The so-called Taxpayers’ Alliance has suffered a setback: this Astroturf lobby group, which proudly declares itself to be “Britain’s independent grassroots campaign for lower taxes”, has long been known to have no discernible grassroots. Now, in a ruling from the BBC Trust, it has also been found not to be “non-partisan”, but an organisation with a political affiliation.
Officially partisan: guff from Tufton Street
This last has been known for years: the TPA is part of the Conservative Movement in the UK, even if it is not formally aligned with the Tory Party. Its alumni have worked their way into mainstream Conservative circles: Susie Squire working for Young Dave and Mark Wallace at Conservative Home are two such. Its sponsorship of the 2012 Conservative Renewal Conference was noted at this blog.

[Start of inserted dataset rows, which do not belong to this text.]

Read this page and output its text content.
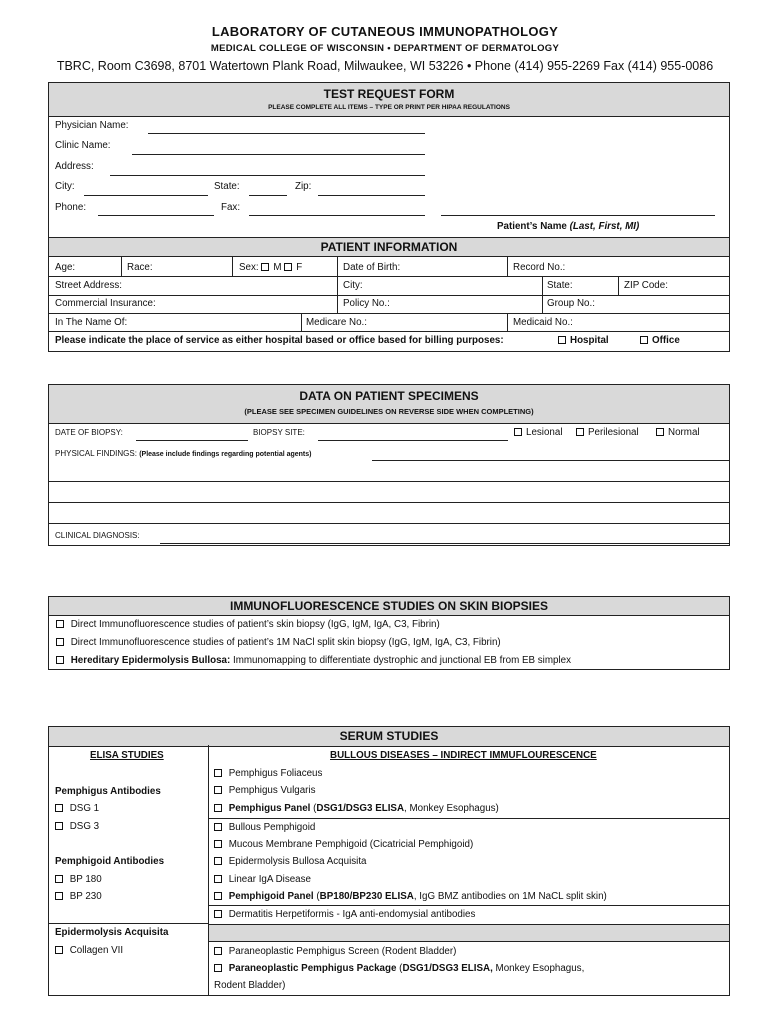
LABORATORY OF CUTANEOUS IMMUNOPATHOLOGY
MEDICAL COLLEGE OF WISCONSIN • DEPARTMENT OF DERMATOLOGY
TBRC, Room C3698, 8701 Watertown Plank Road, Milwaukee, WI 53226 • Phone (414) 955-2269 Fax (414) 955-0086
TEST REQUEST FORM
PLEASE COMPLETE ALL ITEMS – TYPE OR PRINT PER HIPAA REGULATIONS
Physician Name:
Clinic Name:
Address:
City:	State:	Zip:
Phone:	Fax:
Patient’s Name (Last, First, MI)
PATIENT INFORMATION
Age:	Race:	Sex: M F	Date of Birth:	Record No.:
Street Address:	City:	State:	ZIP Code:
Commercial Insurance:	Policy No.:	Group No.:
In The Name Of:	Medicare No.:	Medicaid No.:
Please indicate the place of service as either hospital based or office based for billing purposes:	Hospital	Office
DATA ON PATIENT SPECIMENS
(PLEASE SEE SPECIMEN GUIDELINES ON REVERSE SIDE WHEN COMPLETING)
DATE OF BIOPSY:	BIOPSY SITE:	Lesional	Perilesional	Normal
PHYSICAL FINDINGS: (Please include findings regarding potential agents)
CLINICAL DIAGNOSIS:
IMMUNOFLUORESCENCE STUDIES ON SKIN BIOPSIES
Direct Immunofluorescence studies of patient’s skin biopsy (IgG, IgM, IgA, C3, Fibrin)
Direct Immunofluorescence studies of patient’s 1M NaCl split skin biopsy (IgG, IgM, IgA, C3, Fibrin)
Hereditary Epidermolysis Bullosa: Immunomapping to differentiate dystrophic and junctional EB from EB simplex
SERUM STUDIES
ELISA STUDIES	BULLOUS DISEASES – INDIRECT IMMUFLOURESCENCE
Pemphigus Antibodies
DSG 1
DSG 3
Pemphigoid Antibodies
BP 180
BP 230
Epidermolysis Acquisita
Collagen VII
Pemphigus Foliaceus
Pemphigus Vulgaris
Pemphigus Panel (DSG1/DSG3 ELISA, Monkey Esophagus)
Bullous Pemphigoid
Mucous Membrane Pemphigoid (Cicatricial Pemphigoid)
Epidermolysis Bullosa Acquisita
Linear IgA Disease
Pemphigoid Panel (BP180/BP230 ELISA, IgG BMZ antibodies on 1M NaCL split skin)
Dermatitis Herpetiformis - IgA anti-endomysial antibodies
Paraneoplastic Pemphigus Screen (Rodent Bladder)
Paraneoplastic Pemphigus Package (DSG1/DSG3 ELISA, Monkey Esophagus,
Rodent Bladder)
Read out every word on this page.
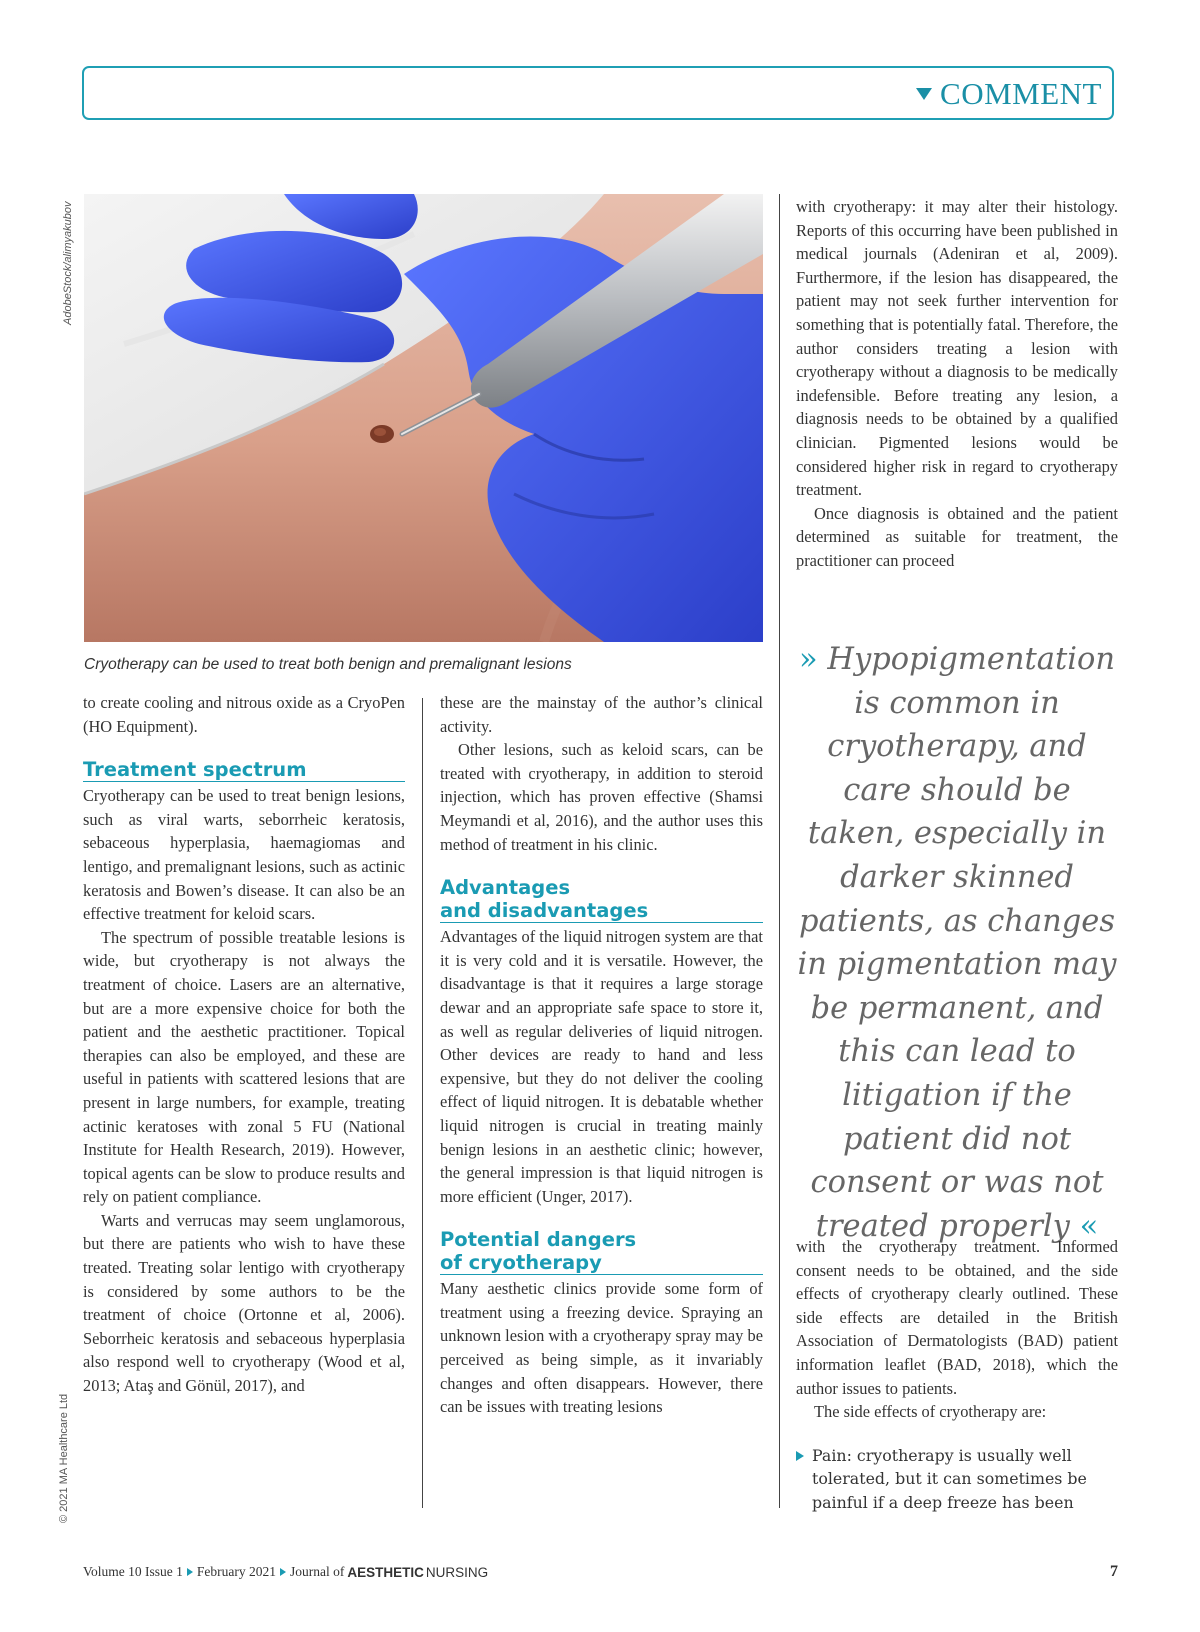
COMMENT
AdobeStock/alimyakubov
© 2021 MA Healthcare Ltd
Cryotherapy can be used to treat both benign and premalignant lesions

to create cooling and nitrous oxide as a CryoPen (HO Equipment).

Treatment spectrum

Cryotherapy can be used to treat benign lesions, such as viral warts, seborrheic keratosis, sebaceous hyperplasia, haemagiomas and lentigo, and premalignant lesions, such as actinic keratosis and Bowen’s disease. It can also be an effective treatment for keloid scars.

The spectrum of possible treatable lesions is wide, but cryotherapy is not always the treatment of choice. Lasers are an alternative, but are a more expensive choice for both the patient and the aesthetic practitioner. Topical therapies can also be employed, and these are useful in patients with scattered lesions that are present in large numbers, for example, treating actinic keratoses with zonal 5 FU (National Institute for Health Research, 2019). However, topical agents can be slow to produce results and rely on patient compliance.

Warts and verrucas may seem unglamorous, but there are patients who wish to have these treated. Treating solar lentigo with cryotherapy is considered by some authors to be the treatment of choice (Ortonne et al, 2006). Seborrheic keratosis and sebaceous hyperplasia also respond well to cryotherapy (Wood et al, 2013; Ataş and Gönül, 2017), and

these are the mainstay of the author’s clinical activity.

Other lesions, such as keloid scars, can be treated with cryotherapy, in addition to steroid injection, which has proven effective (Shamsi Meymandi et al, 2016), and the author uses this method of treatment in his clinic.

Advantages
and disadvantages

Advantages of the liquid nitrogen system are that it is very cold and it is versatile. However, the disadvantage is that it requires a large storage dewar and an appropriate safe space to store it, as well as regular deliveries of liquid nitrogen. Other devices are ready to hand and less expensive, but they do not deliver the cooling effect of liquid nitrogen. It is debatable whether liquid nitrogen is crucial in treating mainly benign lesions in an aesthetic clinic; however, the general impression is that liquid nitrogen is more efficient (Unger, 2017).

Potential dangers
of cryotherapy

Many aesthetic clinics provide some form of treatment using a freezing device. Spraying an unknown lesion with a cryotherapy spray may be perceived as being simple, as it invariably changes and often disappears. However, there can be issues with treating lesions

with cryotherapy: it may alter their histology. Reports of this occurring have been published in medical journals (Adeniran et al, 2009). Furthermore, if the lesion has disappeared, the patient may not seek further intervention for something that is potentially fatal. Therefore, the author considers treating a lesion with cryotherapy without a diagnosis to be medically indefensible. Before treating any lesion, a diagnosis needs to be obtained by a qualified clinician. Pigmented lesions would be considered higher risk in regard to cryotherapy treatment.

Once diagnosis is obtained and the patient determined as suitable for treatment, the practitioner can proceed

» Hypopigmentation is common in cryotherapy, and care should be taken, especially in darker skinned patients, as changes in pigmentation may be permanent, and this can lead to litigation if the patient did not consent or was not treated properly «

with the cryotherapy treatment. Informed consent needs to be obtained, and the side effects of cryotherapy clearly outlined. These side effects are detailed in the British Association of Dermatologists (BAD) patient information leaflet (BAD, 2018), which the author issues to patients.

The side effects of cryotherapy are:

Pain: cryotherapy is usually well tolerated, but it can sometimes be painful if a deep freeze has been
Volume 10 Issue 1 February 2021 Journal of AESTHETIC NURSING	7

So it was no surprise here on Zelo Street when a complaint was made following a 5 live drive item last April, which featured the TPA’s humourless CEO Jonathan Isaby. The complaint told that “Isaby from the TaxPayers' Alliance was allowed to comment ... as if he was part of a 'non-partisan body' ... [the TPA] is largely financed by private wealthy donors and is 'at the heart of Conservative Party policy lobbying'”.
The TPA will probably contest the inclusion of the word “Party” in that assertion, but otherwise the complainant had it spot on. So what was the Trust’s verdict? “The trust committee ruled that the programme breached impartiality guidelines because the audience 'should have been made aware of the political nature of the organisation'”. That means the TPA gets a health warning in future.
And, as the man said, there’s more: “[The Trust] also judged that there was 'a need for content producers to take particular care in considering when signposting of contributors' credentials is required'”. That would be a bold and underline applied to the health warning. The Beeb’s online version of Ariel, its in-house information source, summed it up in one paragraph.
“The BBC needs to be better at telling its audience when a contributor has a vested interest in a subject or is affiliated with a pressure group or think tank, says BBC Trust”. So what has the TPA to say for itself, given that the BBC Trust gave its verdict yesterday? The answer to that one, thus far, is nothing, zero, zilch, nada, not a sausage, and bugger all.
Jonathan Isaby’s Twitter feed, and that of the TPA, are silent on the complaint. The only thing posted on their website today is another whinge about HS2, a cause they have now well and truly lost. So it has to be assumed that they will not be contesting the BBC Trust decision, and agree with the description of “the political nature of the organisation”. Let joy be unconfined.
Hopefully other broadcasters will follow suit. Call the TPA for what it is.